Electromagnetic model for near-field microwave microscope with atomic resolution: Determination of tunnel junction impedance

Abstract

An electrodynamic model is proposed for the tunneling microwave microscope with subnanometer space resolution as developed by Lee et al. [Appl. Phys. Lett. 97, 183111 (2010)]. Tip-sample impedance Za was introduced and studied in the tunneling and non-tunneling regimes. At tunneling breakdown, the microwave current between probe and sample flows along two parallel channels characterized by impedances Zp and Zt that add up to form overall impedance Za. Quantity Zp is the capacitive impedance determined by the near field of the probe and Zt is the impedance of the tunnel junction.

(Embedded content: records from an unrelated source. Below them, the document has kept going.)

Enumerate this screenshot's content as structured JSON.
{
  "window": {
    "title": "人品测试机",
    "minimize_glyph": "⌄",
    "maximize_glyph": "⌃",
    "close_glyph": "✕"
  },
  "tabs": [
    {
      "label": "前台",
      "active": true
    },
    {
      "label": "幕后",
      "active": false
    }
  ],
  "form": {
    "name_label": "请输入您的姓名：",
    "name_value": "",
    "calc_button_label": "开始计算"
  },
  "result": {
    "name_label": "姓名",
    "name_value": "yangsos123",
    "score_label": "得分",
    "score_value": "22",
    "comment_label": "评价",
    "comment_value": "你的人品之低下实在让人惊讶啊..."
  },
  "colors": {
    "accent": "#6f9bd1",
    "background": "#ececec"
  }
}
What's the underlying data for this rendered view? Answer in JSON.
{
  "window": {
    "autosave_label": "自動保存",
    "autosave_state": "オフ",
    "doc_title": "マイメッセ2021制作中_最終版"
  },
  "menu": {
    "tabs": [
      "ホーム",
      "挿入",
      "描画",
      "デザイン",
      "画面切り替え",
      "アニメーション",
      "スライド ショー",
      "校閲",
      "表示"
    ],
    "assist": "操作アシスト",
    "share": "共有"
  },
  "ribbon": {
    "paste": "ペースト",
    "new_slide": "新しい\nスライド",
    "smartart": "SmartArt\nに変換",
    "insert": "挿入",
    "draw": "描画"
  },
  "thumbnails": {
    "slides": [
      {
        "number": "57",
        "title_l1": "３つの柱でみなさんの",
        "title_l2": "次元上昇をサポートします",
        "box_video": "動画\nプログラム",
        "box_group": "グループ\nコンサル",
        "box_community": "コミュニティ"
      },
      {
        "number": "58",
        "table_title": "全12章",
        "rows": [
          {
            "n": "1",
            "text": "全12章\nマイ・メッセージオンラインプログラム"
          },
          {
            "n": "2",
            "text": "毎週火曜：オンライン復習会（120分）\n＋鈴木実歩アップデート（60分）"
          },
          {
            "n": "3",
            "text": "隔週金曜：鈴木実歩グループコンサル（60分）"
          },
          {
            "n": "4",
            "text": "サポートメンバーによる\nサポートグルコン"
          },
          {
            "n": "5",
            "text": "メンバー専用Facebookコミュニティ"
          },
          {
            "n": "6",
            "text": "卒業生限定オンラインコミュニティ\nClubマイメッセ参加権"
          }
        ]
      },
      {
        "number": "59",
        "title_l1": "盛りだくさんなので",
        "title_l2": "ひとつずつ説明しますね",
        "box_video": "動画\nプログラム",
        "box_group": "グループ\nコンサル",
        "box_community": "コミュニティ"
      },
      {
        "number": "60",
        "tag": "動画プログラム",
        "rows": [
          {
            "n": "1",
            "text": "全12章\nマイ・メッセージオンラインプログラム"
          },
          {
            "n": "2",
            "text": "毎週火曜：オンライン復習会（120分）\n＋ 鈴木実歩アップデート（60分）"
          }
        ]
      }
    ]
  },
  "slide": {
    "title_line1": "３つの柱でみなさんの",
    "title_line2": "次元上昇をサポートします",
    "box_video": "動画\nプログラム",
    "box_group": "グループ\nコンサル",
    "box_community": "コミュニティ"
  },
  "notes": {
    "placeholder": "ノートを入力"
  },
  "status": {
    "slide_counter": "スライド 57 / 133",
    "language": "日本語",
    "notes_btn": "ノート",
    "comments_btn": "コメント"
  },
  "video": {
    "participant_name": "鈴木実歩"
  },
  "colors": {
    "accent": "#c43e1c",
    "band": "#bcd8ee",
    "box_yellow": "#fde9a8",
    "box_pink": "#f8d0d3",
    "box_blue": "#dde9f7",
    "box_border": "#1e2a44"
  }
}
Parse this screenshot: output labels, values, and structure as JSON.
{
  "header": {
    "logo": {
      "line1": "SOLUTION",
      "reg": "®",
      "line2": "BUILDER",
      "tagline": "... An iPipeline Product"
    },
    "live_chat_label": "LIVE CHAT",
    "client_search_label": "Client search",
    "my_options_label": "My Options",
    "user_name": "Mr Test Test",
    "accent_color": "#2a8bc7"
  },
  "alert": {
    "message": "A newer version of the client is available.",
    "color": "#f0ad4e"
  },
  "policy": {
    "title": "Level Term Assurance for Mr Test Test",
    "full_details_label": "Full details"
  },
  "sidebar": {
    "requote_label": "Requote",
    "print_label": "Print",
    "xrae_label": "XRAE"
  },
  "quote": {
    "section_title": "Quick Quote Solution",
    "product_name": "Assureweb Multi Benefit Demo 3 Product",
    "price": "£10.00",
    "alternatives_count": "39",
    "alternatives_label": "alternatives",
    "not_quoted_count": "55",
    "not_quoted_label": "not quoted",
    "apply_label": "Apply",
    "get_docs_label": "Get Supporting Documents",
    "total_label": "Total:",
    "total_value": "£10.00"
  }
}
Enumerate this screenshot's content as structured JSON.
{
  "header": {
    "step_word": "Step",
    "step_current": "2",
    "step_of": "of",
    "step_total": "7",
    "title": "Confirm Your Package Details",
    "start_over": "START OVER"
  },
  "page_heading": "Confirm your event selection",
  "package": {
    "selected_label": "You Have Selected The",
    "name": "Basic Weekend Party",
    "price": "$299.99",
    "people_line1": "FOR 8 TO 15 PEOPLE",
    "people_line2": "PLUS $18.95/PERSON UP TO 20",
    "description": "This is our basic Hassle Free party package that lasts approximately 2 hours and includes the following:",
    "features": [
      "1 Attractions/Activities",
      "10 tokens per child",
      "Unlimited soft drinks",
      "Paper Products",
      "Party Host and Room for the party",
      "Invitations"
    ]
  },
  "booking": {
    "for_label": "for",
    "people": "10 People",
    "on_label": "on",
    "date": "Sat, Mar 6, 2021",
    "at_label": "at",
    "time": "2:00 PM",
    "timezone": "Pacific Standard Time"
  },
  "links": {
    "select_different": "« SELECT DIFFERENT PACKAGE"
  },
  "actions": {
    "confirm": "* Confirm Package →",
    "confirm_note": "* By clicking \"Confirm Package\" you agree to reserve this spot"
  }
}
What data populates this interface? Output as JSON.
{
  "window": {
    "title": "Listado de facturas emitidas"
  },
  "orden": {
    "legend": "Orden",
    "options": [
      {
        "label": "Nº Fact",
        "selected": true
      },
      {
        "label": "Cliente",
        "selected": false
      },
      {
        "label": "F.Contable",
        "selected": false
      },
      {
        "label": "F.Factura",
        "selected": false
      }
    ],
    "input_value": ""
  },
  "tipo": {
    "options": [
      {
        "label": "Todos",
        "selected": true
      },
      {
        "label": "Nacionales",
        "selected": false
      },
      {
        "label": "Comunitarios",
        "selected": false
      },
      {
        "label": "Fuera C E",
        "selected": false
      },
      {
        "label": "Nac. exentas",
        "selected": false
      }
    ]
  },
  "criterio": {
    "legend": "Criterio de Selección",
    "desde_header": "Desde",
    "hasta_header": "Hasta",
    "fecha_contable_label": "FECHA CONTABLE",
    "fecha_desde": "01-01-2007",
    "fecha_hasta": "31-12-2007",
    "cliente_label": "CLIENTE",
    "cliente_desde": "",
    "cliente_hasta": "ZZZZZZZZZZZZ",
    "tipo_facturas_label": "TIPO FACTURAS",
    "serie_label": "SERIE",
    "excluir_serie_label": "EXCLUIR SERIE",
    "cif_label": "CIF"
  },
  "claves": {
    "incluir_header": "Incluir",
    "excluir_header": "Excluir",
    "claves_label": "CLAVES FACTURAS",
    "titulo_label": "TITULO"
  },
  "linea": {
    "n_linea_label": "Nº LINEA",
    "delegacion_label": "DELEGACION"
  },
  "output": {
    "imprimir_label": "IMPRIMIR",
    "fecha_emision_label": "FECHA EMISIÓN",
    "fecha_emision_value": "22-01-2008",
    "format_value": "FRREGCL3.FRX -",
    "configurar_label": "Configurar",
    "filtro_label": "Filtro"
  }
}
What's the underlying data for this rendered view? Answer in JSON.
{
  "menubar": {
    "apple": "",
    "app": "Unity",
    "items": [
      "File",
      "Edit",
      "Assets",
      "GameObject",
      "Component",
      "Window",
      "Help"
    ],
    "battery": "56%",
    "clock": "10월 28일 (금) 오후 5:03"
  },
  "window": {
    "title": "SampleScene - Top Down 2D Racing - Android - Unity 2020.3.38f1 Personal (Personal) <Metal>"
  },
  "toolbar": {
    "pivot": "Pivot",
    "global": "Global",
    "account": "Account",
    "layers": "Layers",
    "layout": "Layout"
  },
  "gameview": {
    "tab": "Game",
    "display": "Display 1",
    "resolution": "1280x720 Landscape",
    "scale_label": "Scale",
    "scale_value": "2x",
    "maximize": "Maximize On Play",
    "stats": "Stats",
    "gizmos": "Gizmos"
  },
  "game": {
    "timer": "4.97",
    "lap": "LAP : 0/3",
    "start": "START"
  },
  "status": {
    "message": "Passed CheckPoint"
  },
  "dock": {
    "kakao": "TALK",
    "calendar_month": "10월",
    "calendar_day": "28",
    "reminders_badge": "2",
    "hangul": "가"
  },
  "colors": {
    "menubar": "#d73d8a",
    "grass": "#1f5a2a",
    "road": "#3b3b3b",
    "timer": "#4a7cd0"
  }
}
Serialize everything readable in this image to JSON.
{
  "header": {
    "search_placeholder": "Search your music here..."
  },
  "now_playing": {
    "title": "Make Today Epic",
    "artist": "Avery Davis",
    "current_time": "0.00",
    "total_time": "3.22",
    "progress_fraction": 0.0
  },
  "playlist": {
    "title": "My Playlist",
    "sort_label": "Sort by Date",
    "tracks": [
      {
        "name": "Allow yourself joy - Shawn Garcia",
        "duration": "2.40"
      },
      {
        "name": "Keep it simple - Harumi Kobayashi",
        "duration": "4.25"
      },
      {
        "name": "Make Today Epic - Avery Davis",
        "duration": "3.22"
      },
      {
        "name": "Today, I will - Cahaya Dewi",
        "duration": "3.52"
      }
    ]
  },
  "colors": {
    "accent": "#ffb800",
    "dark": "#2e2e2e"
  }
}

By taking into account the distance dependences of effective tip radius r0(z) and tunnel resistance Rt(z) = Re[Zt(z)], we were able to explain the experimentally observed dependences of resonance frequency fr(z) and quality factor QL(z) of the microscope. The obtained microwave resistance Rt(z) and direct current tunnel resistance Rtdc(z) exhibit qualitatively similar behavior, although being largely different in both magnitude and the characteristic scale of height dependence. Interpretation of the microwave images of the atomic structure of test samples proved possible by taking into account the inductive component of tunnel impedance ImZt = ωLt. Relation ωLt/Rt ≈ 0.235 was obtained.